A direção de Ryan White consegue extrair depoimentos de Pamela e de seus filhos, Dylan e Brandon (filhos dela com Tommy Lee, da banda Mötley Crue), que soam muito autênticos. As falas da atriz e modelo rememoram desde a sua infância, narrando situações de abuso sexual (foi abusada por uma babá e estuprada por um homem na adolescência) e a convivência com o casamento atribulado dos pais, que tinham brigada violentas e retomavam a relação o tempo todo. Subentende-se que isso provavelmente explica a atração de Pamela Anderson por pessoas instáveis (ela revela, ao longo do documentário, ter sido abusada algumas vezes pelos parceiros).
A menina simples do interior do Canadá teve sua vida transformada quando foi descoberta, com então 19 anos, durante um jogo de futebol americano. Convidada em seguida para posar na Playboy, ela encontrou nas fotos de nu a redescoberta de sua sexualidade e a possibilidade de empoderar-se sobre o próprio corpo.

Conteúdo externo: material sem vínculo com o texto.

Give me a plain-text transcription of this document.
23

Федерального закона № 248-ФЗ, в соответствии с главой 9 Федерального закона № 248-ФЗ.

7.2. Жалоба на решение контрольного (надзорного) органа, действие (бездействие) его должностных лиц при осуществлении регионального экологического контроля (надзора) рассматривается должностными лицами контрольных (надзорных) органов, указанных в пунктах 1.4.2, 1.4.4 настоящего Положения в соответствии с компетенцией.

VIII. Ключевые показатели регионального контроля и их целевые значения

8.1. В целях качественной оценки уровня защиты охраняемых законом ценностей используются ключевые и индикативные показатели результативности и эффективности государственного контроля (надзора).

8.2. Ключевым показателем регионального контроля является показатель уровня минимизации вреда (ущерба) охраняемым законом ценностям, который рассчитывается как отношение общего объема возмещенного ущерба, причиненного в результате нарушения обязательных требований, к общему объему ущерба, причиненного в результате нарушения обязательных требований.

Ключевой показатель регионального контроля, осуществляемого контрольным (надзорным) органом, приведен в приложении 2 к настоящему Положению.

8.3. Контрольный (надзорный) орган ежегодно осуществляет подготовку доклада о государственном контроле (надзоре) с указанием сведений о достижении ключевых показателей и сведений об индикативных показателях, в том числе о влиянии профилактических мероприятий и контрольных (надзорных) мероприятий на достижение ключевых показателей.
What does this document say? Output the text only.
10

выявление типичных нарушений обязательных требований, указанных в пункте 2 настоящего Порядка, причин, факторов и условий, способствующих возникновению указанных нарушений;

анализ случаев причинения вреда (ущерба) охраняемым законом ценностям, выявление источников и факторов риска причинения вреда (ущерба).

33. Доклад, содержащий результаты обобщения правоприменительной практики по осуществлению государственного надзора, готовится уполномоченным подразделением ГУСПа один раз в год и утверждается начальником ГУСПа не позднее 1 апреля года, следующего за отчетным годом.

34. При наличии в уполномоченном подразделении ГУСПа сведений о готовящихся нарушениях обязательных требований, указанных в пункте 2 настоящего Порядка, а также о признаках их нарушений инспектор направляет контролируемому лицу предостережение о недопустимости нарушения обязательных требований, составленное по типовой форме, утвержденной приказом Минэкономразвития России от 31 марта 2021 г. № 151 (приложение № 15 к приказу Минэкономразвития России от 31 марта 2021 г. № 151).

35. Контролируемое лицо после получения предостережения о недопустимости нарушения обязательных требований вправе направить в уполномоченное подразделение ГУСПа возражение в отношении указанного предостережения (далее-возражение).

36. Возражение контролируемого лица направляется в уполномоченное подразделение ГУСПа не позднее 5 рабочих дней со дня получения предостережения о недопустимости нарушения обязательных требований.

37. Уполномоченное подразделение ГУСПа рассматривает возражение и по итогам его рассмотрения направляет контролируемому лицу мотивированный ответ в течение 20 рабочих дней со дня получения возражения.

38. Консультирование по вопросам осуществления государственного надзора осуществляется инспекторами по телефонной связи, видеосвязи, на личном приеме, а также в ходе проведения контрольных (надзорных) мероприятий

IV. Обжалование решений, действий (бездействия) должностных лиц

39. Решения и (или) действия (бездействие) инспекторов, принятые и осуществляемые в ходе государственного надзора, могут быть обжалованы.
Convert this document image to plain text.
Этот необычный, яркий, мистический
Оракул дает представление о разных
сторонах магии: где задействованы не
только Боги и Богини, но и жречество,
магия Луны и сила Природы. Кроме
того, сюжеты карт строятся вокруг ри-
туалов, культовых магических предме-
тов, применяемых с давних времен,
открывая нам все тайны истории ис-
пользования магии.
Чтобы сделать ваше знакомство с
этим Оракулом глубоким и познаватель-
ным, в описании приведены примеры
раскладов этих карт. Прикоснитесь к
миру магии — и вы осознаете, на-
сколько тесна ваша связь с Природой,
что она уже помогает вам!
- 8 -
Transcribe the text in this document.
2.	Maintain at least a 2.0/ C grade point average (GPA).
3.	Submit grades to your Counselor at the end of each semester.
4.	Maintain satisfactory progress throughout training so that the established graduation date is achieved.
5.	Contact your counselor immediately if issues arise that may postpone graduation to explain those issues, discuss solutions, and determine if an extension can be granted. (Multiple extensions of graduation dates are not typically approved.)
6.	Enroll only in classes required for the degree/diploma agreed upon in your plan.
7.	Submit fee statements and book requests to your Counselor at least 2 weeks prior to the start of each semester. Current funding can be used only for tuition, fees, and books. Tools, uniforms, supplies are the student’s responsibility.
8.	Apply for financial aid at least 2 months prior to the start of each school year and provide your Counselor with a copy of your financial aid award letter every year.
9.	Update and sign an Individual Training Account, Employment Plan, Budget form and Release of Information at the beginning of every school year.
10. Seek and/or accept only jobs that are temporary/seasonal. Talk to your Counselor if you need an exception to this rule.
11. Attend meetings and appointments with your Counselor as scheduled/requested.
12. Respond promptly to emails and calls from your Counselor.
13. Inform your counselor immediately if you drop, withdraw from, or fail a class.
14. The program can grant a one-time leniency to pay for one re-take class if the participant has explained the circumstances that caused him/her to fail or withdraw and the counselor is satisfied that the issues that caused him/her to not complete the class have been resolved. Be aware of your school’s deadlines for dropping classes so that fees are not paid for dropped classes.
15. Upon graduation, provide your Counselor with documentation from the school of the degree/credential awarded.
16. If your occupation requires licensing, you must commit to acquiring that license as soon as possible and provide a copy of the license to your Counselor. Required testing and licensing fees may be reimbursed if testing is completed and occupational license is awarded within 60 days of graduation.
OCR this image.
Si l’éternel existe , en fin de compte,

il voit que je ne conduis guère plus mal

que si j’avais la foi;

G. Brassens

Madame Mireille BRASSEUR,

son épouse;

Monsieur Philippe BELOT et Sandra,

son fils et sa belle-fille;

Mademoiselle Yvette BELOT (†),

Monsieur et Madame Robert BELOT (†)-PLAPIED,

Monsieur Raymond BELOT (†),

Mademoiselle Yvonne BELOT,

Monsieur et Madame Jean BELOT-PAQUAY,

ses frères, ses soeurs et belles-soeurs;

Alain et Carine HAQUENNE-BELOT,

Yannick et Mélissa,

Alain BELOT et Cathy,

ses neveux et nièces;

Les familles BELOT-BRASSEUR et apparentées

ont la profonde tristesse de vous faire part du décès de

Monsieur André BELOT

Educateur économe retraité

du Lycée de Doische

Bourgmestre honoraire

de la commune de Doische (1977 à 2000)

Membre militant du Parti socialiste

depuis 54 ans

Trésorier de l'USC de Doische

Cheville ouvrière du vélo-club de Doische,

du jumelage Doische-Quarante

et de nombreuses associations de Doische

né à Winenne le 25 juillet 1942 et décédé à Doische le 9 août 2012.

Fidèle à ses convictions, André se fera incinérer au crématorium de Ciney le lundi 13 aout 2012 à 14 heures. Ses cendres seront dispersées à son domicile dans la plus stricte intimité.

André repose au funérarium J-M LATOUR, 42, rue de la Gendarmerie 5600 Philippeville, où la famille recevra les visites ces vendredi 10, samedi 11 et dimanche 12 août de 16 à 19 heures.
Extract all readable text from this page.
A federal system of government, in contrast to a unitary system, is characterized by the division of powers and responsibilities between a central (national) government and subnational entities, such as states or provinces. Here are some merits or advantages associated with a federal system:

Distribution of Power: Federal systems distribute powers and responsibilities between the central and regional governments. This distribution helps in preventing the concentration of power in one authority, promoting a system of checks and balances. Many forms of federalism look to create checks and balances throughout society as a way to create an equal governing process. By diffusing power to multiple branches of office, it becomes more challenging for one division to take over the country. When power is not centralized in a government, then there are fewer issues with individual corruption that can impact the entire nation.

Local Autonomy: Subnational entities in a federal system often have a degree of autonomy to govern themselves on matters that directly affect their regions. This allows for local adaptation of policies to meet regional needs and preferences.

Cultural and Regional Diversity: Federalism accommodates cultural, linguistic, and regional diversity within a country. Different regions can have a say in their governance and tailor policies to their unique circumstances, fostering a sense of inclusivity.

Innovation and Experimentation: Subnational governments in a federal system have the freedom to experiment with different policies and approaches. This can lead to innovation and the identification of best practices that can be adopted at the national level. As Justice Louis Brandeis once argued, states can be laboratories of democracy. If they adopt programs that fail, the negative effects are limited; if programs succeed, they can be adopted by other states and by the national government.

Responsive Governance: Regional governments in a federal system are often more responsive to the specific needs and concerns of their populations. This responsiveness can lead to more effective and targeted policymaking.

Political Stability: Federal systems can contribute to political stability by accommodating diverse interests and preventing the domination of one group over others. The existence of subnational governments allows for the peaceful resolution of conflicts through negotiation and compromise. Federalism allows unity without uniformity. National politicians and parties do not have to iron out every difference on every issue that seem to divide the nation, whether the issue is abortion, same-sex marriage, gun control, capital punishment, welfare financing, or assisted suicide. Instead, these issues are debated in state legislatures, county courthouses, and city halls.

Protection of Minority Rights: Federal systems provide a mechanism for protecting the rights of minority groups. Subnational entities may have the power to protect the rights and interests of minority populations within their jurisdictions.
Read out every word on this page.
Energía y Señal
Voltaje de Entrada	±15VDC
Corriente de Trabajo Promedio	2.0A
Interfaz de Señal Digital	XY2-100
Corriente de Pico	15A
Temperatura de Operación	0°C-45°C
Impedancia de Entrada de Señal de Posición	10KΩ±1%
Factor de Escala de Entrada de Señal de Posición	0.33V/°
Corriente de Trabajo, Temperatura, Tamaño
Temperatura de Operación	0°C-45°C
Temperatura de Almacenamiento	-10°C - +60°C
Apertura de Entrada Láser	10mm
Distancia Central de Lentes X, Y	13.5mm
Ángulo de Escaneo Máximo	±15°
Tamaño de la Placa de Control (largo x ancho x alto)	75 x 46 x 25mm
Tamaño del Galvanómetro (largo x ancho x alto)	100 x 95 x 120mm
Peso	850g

Pamela Anderson: uma mulher “normal”
Ainda que não tenha muita originalidade no formato (o filme segue uma estrutura cronológica bem quadrada) Pamela, uma História de Amor vale a pena por uma descoberta incrível: a de que uma das grandes sex symbols da humanidade tem um humor invejável. Ainda que muitas vezes a história contada seja triste – sobretudo, no que diz respeito à exploração que foi feita de sua imagem, gerando poucos lucros para ela mesma -, Pamela tem uma presença de espírito maravilhosa.
De forma voluntária, ela se prostra em frente à câmera sem maquiagem. Com o rosto limpo aos 55 anos, Pamela Anderson conta com leveza sobre as muitas furadas em que se meteu por conta dos rumos de sua carreira e por sua tendência a se apaixonar por homens pouco confiáveis.
Por exemplo: em certo momento, ela conta que recebeu a proposta da Playboy no mesmo dia em que descobriu que seu então noivo estava a traindo. Ela se dá conta disso de forma inusitada: “Ele estava tendo um caso com alguém. Quando você vê seu namorado lavando o pênis na pia, é um sinal de que ele provavelmente está tendo um caso. E eu escrevi (no diário): ‘Lavar o pênis na pia, suspeito'”.
Por essa e por tantas outras falas dela no documentário, é difícil não se identificar com Pamela – que hoje retoma a sua carreira finalmente mostrando seu talento até então desconhecido para a comédia em uma montagem de Chicago na Broadway. Constantemente explorada ao longo da sua vida, ela diz finalmente ter se apaixonado por si mesma. Quem diria que uma mulher tão idealizada teria tanto em comum com todas nós.